To more effectively use a network of high performance computing clusters, allocating multi-process jobs across multiple connected clusters becomes an attractive possibility. This allocation process entails dividing the processes of a job among several clusters, which we refer to as co-allocation. Co-allocation offers the possibility of more efficient use of computer resources, reduced turn-around time and computations using numbers of processes larger than processes on any single cluster. In order to realize these possibilities, effective co-allocation, ultimately, depends on the inter-cluster communication cost.
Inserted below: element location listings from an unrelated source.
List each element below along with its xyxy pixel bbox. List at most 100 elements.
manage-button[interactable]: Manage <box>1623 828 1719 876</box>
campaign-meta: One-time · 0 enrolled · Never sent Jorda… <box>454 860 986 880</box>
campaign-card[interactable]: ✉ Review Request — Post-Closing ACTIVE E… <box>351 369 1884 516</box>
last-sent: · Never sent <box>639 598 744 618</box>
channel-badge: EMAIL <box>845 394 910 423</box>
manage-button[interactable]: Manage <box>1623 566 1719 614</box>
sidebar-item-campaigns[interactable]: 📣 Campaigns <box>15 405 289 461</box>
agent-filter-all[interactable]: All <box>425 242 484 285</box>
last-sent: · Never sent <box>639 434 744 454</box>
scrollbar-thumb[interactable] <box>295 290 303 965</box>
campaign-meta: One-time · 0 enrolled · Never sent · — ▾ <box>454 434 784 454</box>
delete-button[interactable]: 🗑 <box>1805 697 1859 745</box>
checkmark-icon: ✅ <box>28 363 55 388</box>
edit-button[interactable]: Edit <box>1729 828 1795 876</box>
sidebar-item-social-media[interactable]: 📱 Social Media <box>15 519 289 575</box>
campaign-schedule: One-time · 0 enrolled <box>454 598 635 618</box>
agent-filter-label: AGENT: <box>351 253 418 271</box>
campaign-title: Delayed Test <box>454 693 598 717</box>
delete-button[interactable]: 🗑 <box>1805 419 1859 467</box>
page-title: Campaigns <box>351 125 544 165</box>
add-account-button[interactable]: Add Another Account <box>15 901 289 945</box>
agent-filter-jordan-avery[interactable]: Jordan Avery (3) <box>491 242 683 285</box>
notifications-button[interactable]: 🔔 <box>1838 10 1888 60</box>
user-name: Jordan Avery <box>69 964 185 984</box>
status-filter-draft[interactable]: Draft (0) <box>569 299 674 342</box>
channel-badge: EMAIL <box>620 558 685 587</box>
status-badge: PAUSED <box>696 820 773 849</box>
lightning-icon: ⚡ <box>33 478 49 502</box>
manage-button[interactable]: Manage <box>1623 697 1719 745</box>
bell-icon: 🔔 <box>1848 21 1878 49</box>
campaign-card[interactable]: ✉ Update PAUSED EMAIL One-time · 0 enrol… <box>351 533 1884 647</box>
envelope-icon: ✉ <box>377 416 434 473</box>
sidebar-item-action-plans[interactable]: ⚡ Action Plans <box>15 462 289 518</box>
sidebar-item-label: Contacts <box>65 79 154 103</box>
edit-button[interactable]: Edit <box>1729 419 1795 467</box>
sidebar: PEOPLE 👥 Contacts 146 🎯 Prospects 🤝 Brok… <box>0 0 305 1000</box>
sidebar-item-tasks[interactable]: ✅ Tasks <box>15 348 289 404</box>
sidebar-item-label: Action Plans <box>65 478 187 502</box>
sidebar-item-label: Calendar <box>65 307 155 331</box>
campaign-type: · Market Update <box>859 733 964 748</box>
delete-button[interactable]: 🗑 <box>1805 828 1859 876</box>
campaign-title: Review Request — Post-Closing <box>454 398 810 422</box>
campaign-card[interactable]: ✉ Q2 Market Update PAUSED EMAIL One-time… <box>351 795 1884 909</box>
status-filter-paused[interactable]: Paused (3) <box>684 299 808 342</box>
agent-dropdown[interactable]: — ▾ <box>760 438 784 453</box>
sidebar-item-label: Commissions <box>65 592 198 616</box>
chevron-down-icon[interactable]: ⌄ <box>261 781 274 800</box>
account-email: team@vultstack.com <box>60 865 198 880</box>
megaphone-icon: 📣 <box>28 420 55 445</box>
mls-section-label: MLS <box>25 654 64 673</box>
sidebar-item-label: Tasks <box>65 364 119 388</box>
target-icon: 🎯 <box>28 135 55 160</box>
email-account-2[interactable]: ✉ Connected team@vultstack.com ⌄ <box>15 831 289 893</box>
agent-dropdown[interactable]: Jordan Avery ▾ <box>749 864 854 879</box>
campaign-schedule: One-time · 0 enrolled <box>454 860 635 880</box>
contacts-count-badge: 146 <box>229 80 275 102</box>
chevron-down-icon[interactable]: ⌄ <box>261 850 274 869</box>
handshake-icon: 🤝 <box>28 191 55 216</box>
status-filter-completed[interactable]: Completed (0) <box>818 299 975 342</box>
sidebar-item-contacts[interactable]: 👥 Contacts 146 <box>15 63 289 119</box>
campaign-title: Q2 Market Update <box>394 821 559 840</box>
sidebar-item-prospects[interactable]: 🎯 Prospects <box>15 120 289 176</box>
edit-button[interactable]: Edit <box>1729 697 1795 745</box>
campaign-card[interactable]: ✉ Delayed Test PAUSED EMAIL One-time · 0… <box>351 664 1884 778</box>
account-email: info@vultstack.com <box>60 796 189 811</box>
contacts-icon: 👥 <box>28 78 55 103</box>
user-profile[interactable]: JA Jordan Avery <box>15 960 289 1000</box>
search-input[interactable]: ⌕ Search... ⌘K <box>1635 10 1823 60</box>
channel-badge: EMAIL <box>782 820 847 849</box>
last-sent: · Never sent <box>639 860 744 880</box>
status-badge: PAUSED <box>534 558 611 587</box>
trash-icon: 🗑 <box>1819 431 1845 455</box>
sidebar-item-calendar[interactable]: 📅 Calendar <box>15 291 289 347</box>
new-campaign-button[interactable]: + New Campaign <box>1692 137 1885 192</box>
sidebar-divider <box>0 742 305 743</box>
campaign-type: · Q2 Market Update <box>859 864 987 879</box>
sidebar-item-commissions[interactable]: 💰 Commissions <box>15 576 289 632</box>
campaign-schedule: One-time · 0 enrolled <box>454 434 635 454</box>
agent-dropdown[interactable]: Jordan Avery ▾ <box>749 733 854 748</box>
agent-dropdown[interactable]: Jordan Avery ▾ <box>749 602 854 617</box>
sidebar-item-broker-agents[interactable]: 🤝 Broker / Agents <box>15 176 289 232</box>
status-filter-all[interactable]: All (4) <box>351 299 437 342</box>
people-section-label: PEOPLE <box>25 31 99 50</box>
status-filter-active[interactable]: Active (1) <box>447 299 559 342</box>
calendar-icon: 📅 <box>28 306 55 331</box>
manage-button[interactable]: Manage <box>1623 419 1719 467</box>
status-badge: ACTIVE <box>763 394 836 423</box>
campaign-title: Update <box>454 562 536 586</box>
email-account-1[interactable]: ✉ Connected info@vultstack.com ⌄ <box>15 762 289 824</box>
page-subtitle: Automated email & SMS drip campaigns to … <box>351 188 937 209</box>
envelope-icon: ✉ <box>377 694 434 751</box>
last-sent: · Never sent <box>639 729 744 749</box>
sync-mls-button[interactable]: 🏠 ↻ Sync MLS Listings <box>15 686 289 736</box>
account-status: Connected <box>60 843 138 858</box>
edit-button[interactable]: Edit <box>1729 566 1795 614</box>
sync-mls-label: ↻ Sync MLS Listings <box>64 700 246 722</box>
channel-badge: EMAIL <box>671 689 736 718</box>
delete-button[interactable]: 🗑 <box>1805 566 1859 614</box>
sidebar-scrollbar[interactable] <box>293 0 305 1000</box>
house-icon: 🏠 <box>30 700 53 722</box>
In this paper, we introduce a scalable co-allocation strategy called the Maximum Bandwidth Adjacent cluster Set (MBAS) strategy. The strategy makes use of two thresholds to control allocation: one to control the limit on bandwidth on usable inter-cluster communication links and another to control how jobs are split. A simulator that can simulate the dynamic behavior of jobs running across multiple clusters was developed and used to examine the performance of the MBAS co-allocation strategy. Our results indicate that by adjusting the thresholds for link level control and chunk size control in splitting jobs, the MBAS co-allocation strategy can significantly improve both user satisfaction and system utilization.